By the end of Pistorius’s lengthy cross examination, he had been reduced to a kind of human wreckage. His testimony had been not so much interrogated as brutalised; his brittle ego and fragile emotions laid waste upon.
This is the standard modus operandi of the criminal prosecutor. It is a skillset that should have significant crossover for politicians, too. Prosecutors tend to have to convince randomly selected members of a jury. Politicians have to convince voters, who are just the same.
It is an incontrovertible fact that some of the country’s most violent, most terrifying people have been sent directly to jail without passing go by Keir Starmer. And yet, to see him at work, it is very hard to close one’s eyes and imagine him even being able to tell his own children it’s time they went to bed.
On Thursday morning, he launched Labour’s campaign for the local election. There was no one there. Just Keir, a blank backdrop and the usual cluster of a few meaningless aspirational words. But the sensation was not so much that of being led into battle by some fearless warlord, rather of being bothered late at night on a train by a man who just wants 50p for a cup of tea.
“We mustn’t let the extraordinary success of the vaccine rollout blind us to what happened before,” he said. “The Conservatives were too slow to get medicines to the front line, and too slow to sack Dominic Cummings when he broke the rules.”
These were the words that left his lips, but the ones that went into my ears were more approximately thus:
“Pllleeaaaaaaaase. I know everything’s much better now but try not to think about that. You have to think about how bad it was before. It was terrible before, wasn’t it? Don’t worry about now. Worry about then.”
This, unfortunately, is probably not how one goes about winning elections. Votes tend not to be lent with a weary resignation, like a tenner to an unreliable friend.
Last year, when everything was going unimaginably wrong, it was thrilling to watch Prime Minister’s Questions, as Starmer found it all too easy to eviscerate Boris Johnson over an unimaginably long list of catastrophic failures. But it does feel like the mood of the nation is far more excited about vaccinations than it ever was distraught about catastrophic numbers of deaths.

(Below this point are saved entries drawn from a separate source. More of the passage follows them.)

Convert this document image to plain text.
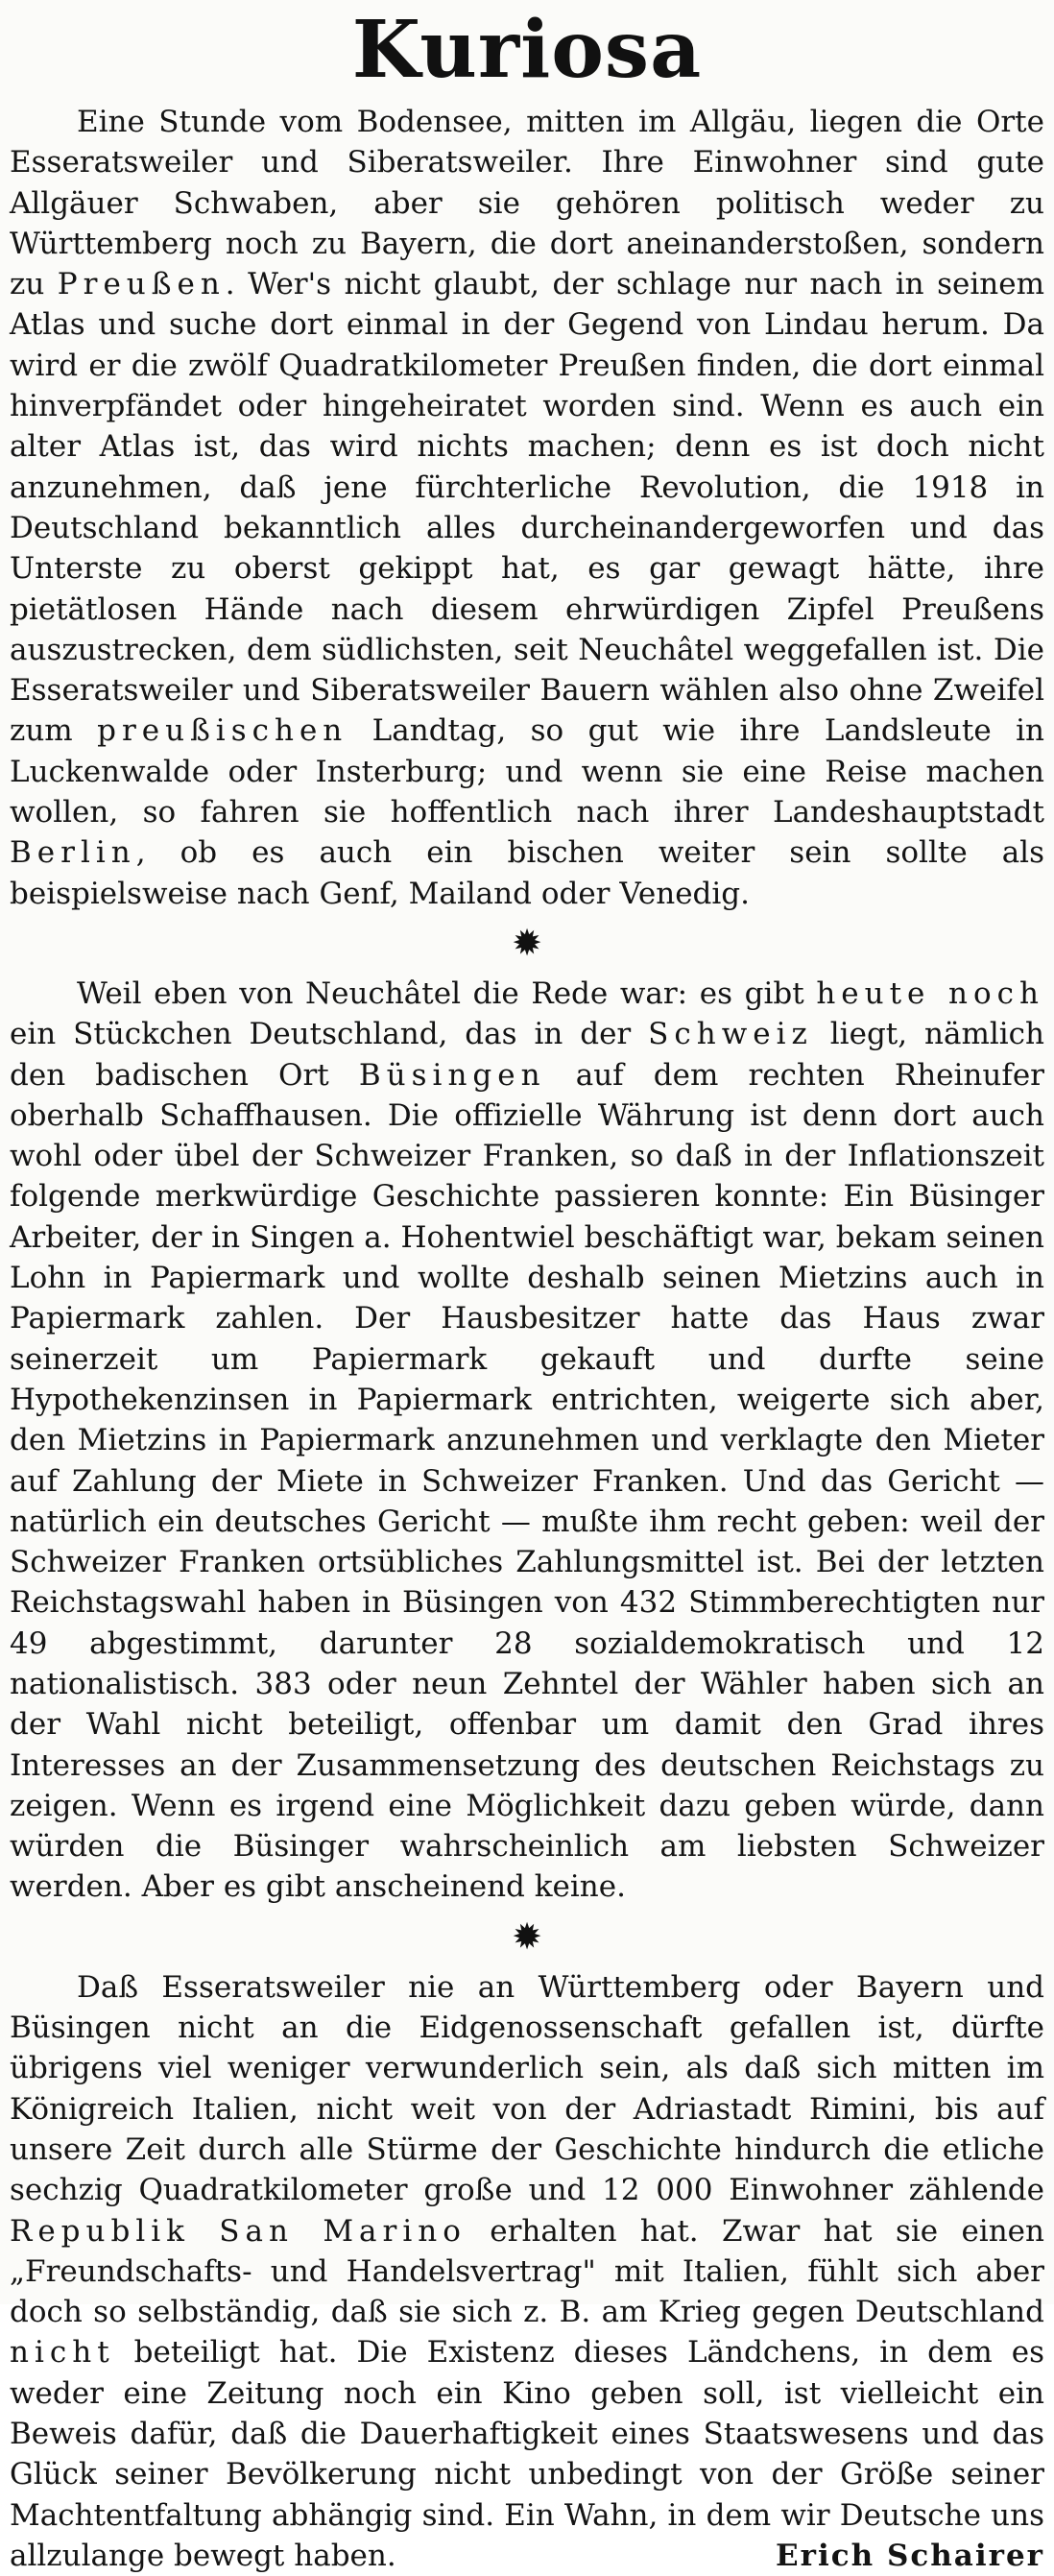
Kuriosa

Eine Stunde vom Bodensee, mitten im Allgäu, liegen die Orte Esseratsweiler und Siberatsweiler. Ihre Einwohner sind gute Allgäuer Schwaben, aber sie gehören politisch weder zu Württemberg noch zu Bayern, die dort aneinanderstoßen, sondern zu Preußen. Wer's nicht glaubt, der schlage nur nach in seinem Atlas und suche dort einmal in der Gegend von Lindau herum. Da wird er die zwölf Quadratkilometer Preußen finden, die dort einmal hinverpfändet oder hingeheiratet worden sind. Wenn es auch ein alter Atlas ist, das wird nichts machen; denn es ist doch nicht anzunehmen, daß jene fürchterliche Revolution, die 1918 in Deutschland bekanntlich alles durcheinandergeworfen und das Unterste zu oberst gekippt hat, es gar gewagt hätte, ihre pietätlosen Hände nach diesem ehrwürdigen Zipfel Preußens auszustrecken, dem südlichsten, seit Neuchâtel weggefallen ist. Die Esseratsweiler und Siberatsweiler Bauern wählen also ohne Zweifel zum preußischen Landtag, so gut wie ihre Landsleute in Luckenwalde oder Insterburg; und wenn sie eine Reise machen wollen, so fahren sie hoffentlich nach ihrer Landeshauptstadt Berlin, ob es auch ein bischen weiter sein sollte als beispielsweise nach Genf, Mailand oder Venedig.

✹

Weil eben von Neuchâtel die Rede war: es gibt heute noch ein Stückchen Deutschland, das in der Schweiz liegt, nämlich den badischen Ort Büsingen auf dem rechten Rheinufer oberhalb Schaffhausen. Die offizielle Währung ist denn dort auch wohl oder übel der Schweizer Franken, so daß in der Inflationszeit folgende merkwürdige Geschichte passieren konnte: Ein Büsinger Arbeiter, der in Singen a. Hohentwiel beschäftigt war, bekam seinen Lohn in Papiermark und wollte deshalb seinen Mietzins auch in Papiermark zahlen. Der Hausbesitzer hatte das Haus zwar seinerzeit um Papiermark gekauft und durfte seine Hypothekenzinsen in Papiermark entrichten, weigerte sich aber, den Mietzins in Papiermark anzunehmen und verklagte den Mieter auf Zahlung der Miete in Schweizer Franken. Und das Gericht — natürlich ein deutsches Gericht — mußte ihm recht geben: weil der Schweizer Franken ortsübliches Zahlungsmittel ist. Bei der letzten Reichstagswahl haben in Büsingen von 432 Stimmberechtigten nur 49 abgestimmt, darunter 28 sozialdemokratisch und 12 nationalistisch. 383 oder neun Zehntel der Wähler haben sich an der Wahl nicht beteiligt, offenbar um damit den Grad ihres Interesses an der Zusammensetzung des deutschen Reichstags zu zeigen. Wenn es irgend eine Möglichkeit dazu geben würde, dann würden die Büsinger wahrscheinlich am liebsten Schweizer werden. Aber es gibt anscheinend keine.

✹

Daß Esseratsweiler nie an Württemberg oder Bayern und Büsingen nicht an die Eidgenossenschaft gefallen ist, dürfte übrigens viel weniger verwunderlich sein, als daß sich mitten im Königreich Italien, nicht weit von der Adriastadt Rimini, bis auf unsere Zeit durch alle Stürme der Geschichte hindurch die etliche sechzig Quadratkilometer große und 12 000 Einwohner zählende Republik San Marino erhalten hat. Zwar hat sie einen „Freundschafts- und Handelsvertrag" mit Italien, fühlt sich aber doch so selbständig, daß sie sich z. B. am Krieg gegen Deutschland nicht beteiligt hat. Die Existenz dieses Ländchens, in dem es weder eine Zeitung noch ein Kino geben soll, ist vielleicht ein Beweis dafür, daß die Dauerhaftigkeit eines Staatswesens und das Glück seiner Bevölkerung nicht unbedingt von der Größe seiner Machtentfaltung abhängig sind. Ein Wahn, in dem wir Deutsche uns allzulange bewegt haben.	Erich Schairer
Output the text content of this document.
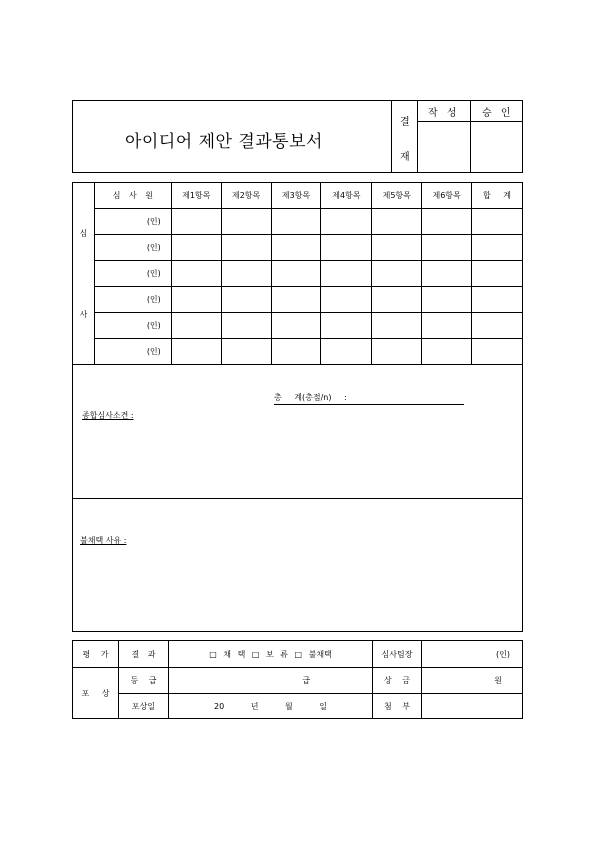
아이디어 제안 결과통보서
결
재
작 성	승 인
심
사	심 사 원	제1항목	제2항목	제3항목	제4항목	제5항목	제6항목	합 계
	(인)							
	(인)							
	(인)							
	(인)							
	(인)							
	(인)							
총 계(총점/n) :
종합심사소견 :
불채택 사유 :
평 가	결 과	□ 채 택 □ 보 류 □ 불채택	심사팀장	(인)
포 상	등 급	급	상 금	원
	포상일	20 년 월 일	첨 부	
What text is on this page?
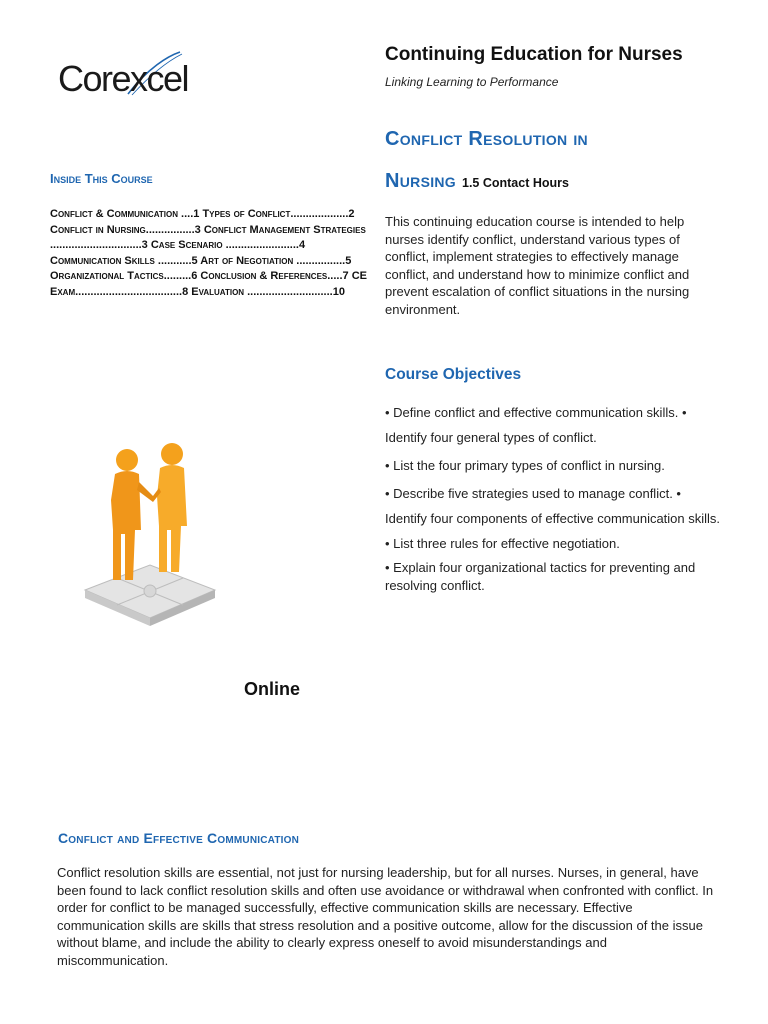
Corexcel
Continuing Education for Nurses
Linking Learning to Performance
Conflict Resolution in
Nursing 1.5 Contact Hours
This continuing education course is intended to help nurses identify conflict, understand various types of conflict, implement strategies to effectively manage conflict, and understand how to minimize conflict and prevent escalation of conflict situations in the nursing environment.
Course Objectives

• Define conflict and effective communication skills. • Identify four general types of conflict.

• List the four primary types of conflict in nursing.

• Describe five strategies used to manage conflict. • Identify four components of effective communication skills. • List three rules for effective negotiation.

• Explain four organizational tactics for preventing and resolving conflict.

Inside This Course
Conflict & Communication ....1 Types of Conflict...................2 Conflict in Nursing................3 Conflict Management Strategies ..............................3 Case Scenario ........................4 Communication Skills ...........5 Art of Negotiation ................5 Organizational Tactics.........6 Conclusion & References.....7 CE Exam...................................8 Evaluation ............................10
Online
Conflict and Effective Communication
Conflict resolution skills are essential, not just for nursing leadership, but for all nurses. Nurses, in general, have been found to lack conflict resolution skills and often use avoidance or withdrawal when confronted with conflict. In order for conflict to be managed successfully, effective communication skills are necessary. Effective communication skills are skills that stress resolution and a positive outcome, allow for the discussion of the issue without blame, and include the ability to clearly express oneself to avoid misunderstandings and miscommunication.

This, for Starmer, is unfortunate. And it will go on being unfortunate for him that the nations’ chief rage stokers, principally the right-wing newspapers, are never going to help him out.
A couple of days ago, William Hague wrote a fascinating column about how Keir Starmer’s problems could very easily be as serious as his own were, when he led the Tories in 1997. Everything he might seek to promise to do has already been promised by a Conservative government that has very right-wing Brexiteers in its thrall; and a whole load of very centre-left, very spendy economic policies to offer the rest.
Hague is certainly right. But Keir Starmer does have time on his side. Currently, both men might be offering more or less the same thing. But in three and a half years’ time, only one can be held accountable for having not delivered them.
He doesn’t have as much time on his side as he used to, however. He’s been Labour leader for almost a year now. It’s very common, over a long cycle of opposition, to watch a leader grow into the televisual and oratorical aspects of their new role. Starmer will surely do the same. But, with all the usual caveats about the extraordinary circumstances of the last twelve months, the rate of growth has been disappointing. If you’d bought him from a garden centre, you probably wouldn’t go there again.
As things stand, the jury is struggling to follow the case. Its mind is wandering. There is still plenty of time to go, but really not much time left to get going.